Fast and Robust Normal Estimation for Sparse LiDAR Scans
Igor Bogoslavskyi, Konstantinos Zampogiannis, Raymond Phan
TL;DR
Estimating normals from sparse LiDAR scans is challenging, especially near high-curvature surfaces. The paper introduces a fast, robust normal estimation method that exploits the organized data from mechanical LiDAR and uses line-label clustering with Run Length Encoding to partition points into components, computing normals within components using the baseline cross-product formula $n = (p_{right}-p_{left}) × (p_{top}-p_{bottom})$ in $O(1)$ time per point. Key contributions include a robust normal estimation approach with constant-factor runtime overhead and extensive evaluation showing sharper surface boundaries and improved SLAM pose accuracy across diverse datasets. This method enhances map quality and reliability of point-to-plane alignment in resource-constrained robotics applications.
Abstract
Light Detection and Ranging (LiDAR) technology has proven to be an important part of many robotics systems. Surface normals estimated from LiDAR data are commonly used for a variety of tasks in such systems. As most of the today's mechanical LiDAR sensors produce sparse data, estimating normals from a single scan in a robust manner poses difficulties. In this paper, we address the problem of estimating normals for sparse LiDAR data avoiding the typical issues of smoothing out the normals in high curvature areas. Mechanical LiDARs rotate a set of rigidly mounted lasers. One firing of such a set of lasers produces an array of points where each point's neighbor is known due to the known firing pattern of the scanner.
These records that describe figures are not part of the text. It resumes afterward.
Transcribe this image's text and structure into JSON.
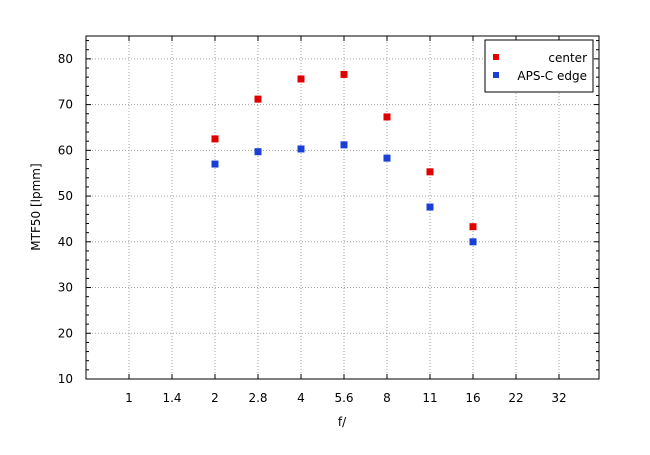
{
  "chart_data": {
    "type": "scatter",
    "xlabel": "f/",
    "ylabel": "MTF50 [lpmm]",
    "x_ticks": [
      "1",
      "1.4",
      "2",
      "2.8",
      "4",
      "5.6",
      "8",
      "11",
      "16",
      "22",
      "32"
    ],
    "y_ticks": [
      10,
      20,
      30,
      40,
      50,
      60,
      70,
      80
    ],
    "ylim": [
      10,
      85
    ],
    "grid": true,
    "legend_position": "top-right",
    "series": [
      {
        "name": "center",
        "color": "#e00000",
        "points": [
          {
            "x": "2",
            "y": 62.5
          },
          {
            "x": "2.8",
            "y": 71.2
          },
          {
            "x": "4",
            "y": 75.6
          },
          {
            "x": "5.6",
            "y": 76.6
          },
          {
            "x": "8",
            "y": 67.3
          },
          {
            "x": "11",
            "y": 55.3
          },
          {
            "x": "16",
            "y": 43.3
          }
        ]
      },
      {
        "name": "APS-C edge",
        "color": "#1a3fd6",
        "points": [
          {
            "x": "2",
            "y": 57.0
          },
          {
            "x": "2.8",
            "y": 59.7
          },
          {
            "x": "4",
            "y": 60.3
          },
          {
            "x": "5.6",
            "y": 61.2
          },
          {
            "x": "8",
            "y": 58.3
          },
          {
            "x": "11",
            "y": 47.6
          },
          {
            "x": "16",
            "y": 40.0
          }
        ]
      }
    ]
  }
}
We use this knowledge to connect these points to their neighbors and label them using the angles of the lines connecting them. When estimating normals at these points, we only consider points with the same label as neighbors. This allows us to avoid estimating normals in high curvature areas. We evaluate our approach on various data, both self-recorded and publicly available, acquired using various sparse LiDAR sensors. We show that using our method for normal estimation leads to normals that are more robust in areas with high curvature which leads to maps of higher quality. We also show that our method only incurs a constant factor runtime overhead with respect to a lightweight baseline normal estimation procedure and is therefore suited for operation in computationally demanding environments.